Online-Banking: Number26 lässt Kunden im Login-Bereich intensiv tracken
Das Fintech-Startup Number26 (neuerdings N26) lässt seine Kunden auch im Login-Bereich durch mehrere Drittanbieter tracken. Das ergab eine Untersuchung durch die Browser-Erweiterung Cliqz(öffnet im neuen Fenster), bei der mehrere deutsche Banken auf ihr Nutzertracking hin geprüft wurden. Demnach erlaubt Number26 Javascripts oder Tracking-Pixel mehrerer Dritter wie Facebook, Google (Doubleclick, Analytics), Amazon (Cloudfront) oder TrackJS. Die übrigen untersuchten deutschen Banken sind hingegen meist wesentlich zurückhaltender.
Die Studie ist alles andere als repräsentativ, da nur zwölf Banken getestet wurden. Immerhin fünf von ihnen geben bei einem typischen Online-Banking-Vorgang keinerlei Daten an Dritte weiter. Dazu gehören die Hypo-Vereinsbank, die Postbank, die Stadtsparkasse München, die DAB-Bank und die Volksbank Mittelhessen. Nach erfolgtem Login erlauben zudem die Commerzbank, Comdirect, Ing-Diba und die Deutsche Bank kein Tracking. Die Consorsbank und Number26 binden im Login-Bereich über Javascript zudem ein Widget für den Chat-Support ein. Die DKB wiederum zeigt ein Sicherheitssiegel von Verisign an, das über JavaScript eines Drittanbieters auf die Seite geladen wird.
Vermehrtes Tracking nach Logout
Vor dem Login lassen Comdirect und die DKB die Kunden mit einem Pixel der Anbieter Adform beziehungsweise Webtrekk tracken. Diese setzen der Untersuchung zufolge Cookies sowie Browser-Fingerprinting ein, um Nutzer zu verfolgen. Nach dem Logout erlauben zudem die Commerzbank sowie die Ing-Diba ein solches Tracking. Die DKB habe gleich mehrere Tracking-Pixel von Google, Advertising.com, Adition, MathTag, Eyeota, Turn, Semasio, Webtrekk und Netzeffekt in ihrer Logout-Seite eingebunden.
Nach Darstellung der Studie setzen die Banken solche Tracking-Verfahren ein, "um zu verhindern, dass die Bank Neukunden-Werbung an bereits bestehende Kunden schickt, oder um zu ermitteln, wie viele Neukunden eine bestimmte Werbekampagne generiert". Die Chat-Support-Systeme von Drittanbietern erlaubten es den Banken, ihren Online-Support auszulagern.

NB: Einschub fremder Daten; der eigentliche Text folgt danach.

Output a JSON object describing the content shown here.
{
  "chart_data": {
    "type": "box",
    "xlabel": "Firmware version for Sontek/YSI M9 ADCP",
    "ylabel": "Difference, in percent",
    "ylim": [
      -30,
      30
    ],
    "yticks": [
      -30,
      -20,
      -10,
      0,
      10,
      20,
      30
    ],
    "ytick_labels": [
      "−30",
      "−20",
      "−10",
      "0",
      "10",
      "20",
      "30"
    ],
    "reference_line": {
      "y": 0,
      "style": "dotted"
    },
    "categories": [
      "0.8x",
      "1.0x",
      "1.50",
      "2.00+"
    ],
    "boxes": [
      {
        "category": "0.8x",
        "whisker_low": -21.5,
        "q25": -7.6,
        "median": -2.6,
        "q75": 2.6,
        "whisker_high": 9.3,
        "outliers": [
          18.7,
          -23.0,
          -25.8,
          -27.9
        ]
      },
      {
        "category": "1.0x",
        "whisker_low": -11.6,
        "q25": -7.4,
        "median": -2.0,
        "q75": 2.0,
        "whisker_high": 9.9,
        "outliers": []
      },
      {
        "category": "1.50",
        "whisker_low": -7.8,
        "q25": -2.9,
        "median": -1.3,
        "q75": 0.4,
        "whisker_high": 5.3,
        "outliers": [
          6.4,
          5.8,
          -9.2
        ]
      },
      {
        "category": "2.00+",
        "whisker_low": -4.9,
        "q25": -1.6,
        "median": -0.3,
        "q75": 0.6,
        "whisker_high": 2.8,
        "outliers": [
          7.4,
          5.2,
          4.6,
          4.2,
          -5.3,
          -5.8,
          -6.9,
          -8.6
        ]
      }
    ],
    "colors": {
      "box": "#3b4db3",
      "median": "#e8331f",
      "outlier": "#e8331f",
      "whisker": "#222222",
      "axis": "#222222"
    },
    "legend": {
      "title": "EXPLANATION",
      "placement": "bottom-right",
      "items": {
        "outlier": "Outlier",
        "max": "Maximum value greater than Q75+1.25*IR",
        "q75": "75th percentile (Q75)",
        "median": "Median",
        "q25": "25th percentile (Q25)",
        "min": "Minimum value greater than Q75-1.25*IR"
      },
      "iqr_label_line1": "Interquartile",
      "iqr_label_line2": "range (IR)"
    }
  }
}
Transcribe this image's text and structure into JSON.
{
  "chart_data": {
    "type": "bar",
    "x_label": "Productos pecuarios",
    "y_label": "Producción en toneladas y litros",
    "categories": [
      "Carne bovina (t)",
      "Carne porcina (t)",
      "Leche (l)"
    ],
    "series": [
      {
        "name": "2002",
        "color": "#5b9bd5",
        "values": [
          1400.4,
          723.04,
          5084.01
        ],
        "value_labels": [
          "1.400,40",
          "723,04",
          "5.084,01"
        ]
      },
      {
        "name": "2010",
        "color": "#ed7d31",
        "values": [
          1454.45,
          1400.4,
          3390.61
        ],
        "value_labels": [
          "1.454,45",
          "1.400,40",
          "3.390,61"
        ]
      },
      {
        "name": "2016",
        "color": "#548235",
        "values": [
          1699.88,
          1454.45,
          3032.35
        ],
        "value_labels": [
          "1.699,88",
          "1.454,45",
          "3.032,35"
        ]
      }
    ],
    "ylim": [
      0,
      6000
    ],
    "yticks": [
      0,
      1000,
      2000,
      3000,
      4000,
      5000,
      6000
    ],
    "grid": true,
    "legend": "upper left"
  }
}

Gefahr durch Javascript und Fingerprinting
Für Nutzer bestehe dabei die Gefahr, dass durch die Einbindung von Drittanbietern die Angriffsfläche vergrößert werde. Über kompromittierte Javascript-Anwendungen könnten sich Angreifer "Zugriff auf tausende Bankkonten verschaffen". Aus Datenschutzgründen sei es bedenklich, wenn Drittanbieter über Browser-Fingerprinting genaue Nutzerprofile erstellen könnten. Wenn das Tracking während der eingeloggten Sitzung erfolge, könnten sich sogar Informationen über den Finanzstatus des Nutzers ableiten lassen. "Wir möchten darauf hinweisen, dass wir nicht glauben, dass die Daten für derartige Zwecke genutzt werden – die technischen Mittel, die eingesetzt werden, würden den Drittanbietern aber die Möglichkeit dazu geben", heißt es in der Studie.
Bedenklich sei zudem, dass große Tracking-Anbieter wie Google oder Facebook über eine Reichweite von teilweise mehr als 40 Prozent der besuchten Webseiten verfügten. Selbst bei einer Reichweite von nur einem Prozent könnten solche Dienste umfangreiche Nutzerprofile erstellen. Dies könne durch den Einsatz von Anti-Tracking-Tools verhindert werden.
N26 analysiert App-Nutzung im Detail
N26 weist in seiner Datenschutzerklärung (öffnet im neuen Fenster) auf die umfangreiche Einbindung von Drittanbietern hin. Neben den bereits genannten Firmen nutzt N26 zudem die Dienste von Twitter, Adjust, Snowplow, Livechat und Crashlytics. Adjust sammelt beispielsweise Installierungs- und Event-Daten für die Nutzung der Apps. Mit Hilfe von Crashlytics lassen sich Systemabstürze und Fehler in den Apps verfolgen. Snowplow wiederum analysiert das Navigationsverhalten der mobilen Nutzer.